APA-NY: What has being a member of APA done for you? Iri: APA ia a continuous source of engagement for me. I always tell people that belonging to a trade organization is all about what you bring to it, whether it be volunteering, engaging in networking and community, sharing knowledge, attending educational events, utilizing resources and benefits, or sharing your work with others. Membership is not about having a membership card; it’s about bringing yourself to the table and finding others there at the table. Before the pandemic, I greatly appreciated APA’s in-person events, portfolio reviews, and other networking activities. During the pandemic, APA led the online space in virtual events that really fostered that continued access and engagement. It kept us connected and informed and motivated when times were beyond challenging.
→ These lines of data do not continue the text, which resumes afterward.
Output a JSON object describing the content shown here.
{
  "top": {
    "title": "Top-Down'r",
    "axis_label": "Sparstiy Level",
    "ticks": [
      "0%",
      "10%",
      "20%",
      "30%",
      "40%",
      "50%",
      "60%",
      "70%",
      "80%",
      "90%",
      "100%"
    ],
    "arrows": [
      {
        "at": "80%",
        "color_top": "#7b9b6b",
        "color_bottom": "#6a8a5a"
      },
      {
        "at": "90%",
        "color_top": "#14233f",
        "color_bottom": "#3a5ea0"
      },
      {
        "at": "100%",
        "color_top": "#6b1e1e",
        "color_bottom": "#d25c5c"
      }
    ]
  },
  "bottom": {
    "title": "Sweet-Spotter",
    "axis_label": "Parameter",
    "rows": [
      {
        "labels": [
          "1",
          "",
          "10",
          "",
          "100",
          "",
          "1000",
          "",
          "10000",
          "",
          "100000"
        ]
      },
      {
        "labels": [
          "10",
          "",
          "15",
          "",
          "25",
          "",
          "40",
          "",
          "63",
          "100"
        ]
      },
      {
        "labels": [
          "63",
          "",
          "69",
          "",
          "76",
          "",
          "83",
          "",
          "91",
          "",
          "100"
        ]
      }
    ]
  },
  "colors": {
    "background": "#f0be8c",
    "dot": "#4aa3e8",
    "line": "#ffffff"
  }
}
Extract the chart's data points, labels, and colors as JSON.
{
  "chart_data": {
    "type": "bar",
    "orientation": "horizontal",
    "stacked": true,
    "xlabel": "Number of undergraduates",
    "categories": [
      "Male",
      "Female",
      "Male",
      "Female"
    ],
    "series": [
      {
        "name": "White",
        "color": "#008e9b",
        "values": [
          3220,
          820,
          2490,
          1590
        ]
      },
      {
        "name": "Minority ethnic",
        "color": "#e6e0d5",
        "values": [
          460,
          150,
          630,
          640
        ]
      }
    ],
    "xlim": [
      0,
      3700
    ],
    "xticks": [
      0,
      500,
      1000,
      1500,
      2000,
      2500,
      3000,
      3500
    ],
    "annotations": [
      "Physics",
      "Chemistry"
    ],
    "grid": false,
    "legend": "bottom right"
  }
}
APA-NY: What inspires you? Iri: Wow, where do I start? I am forever inspired by people and characters, textures and shapes, and colors and contours. I am inspired by human stories and evocative narratives. I am inspired by the work of photojournalists and studio portraitists. I am inspired by mood and emotion, light and shadow. I am inspired by my peers and colleagues and their work, work ethic, and work process. I am inspired that photography is limitless in its many forms. It’s a career and a passion that I can envisage being challenged by into my 90’s. What a blessing to know your craft will never stop motivating and inspiring you as long as you let it.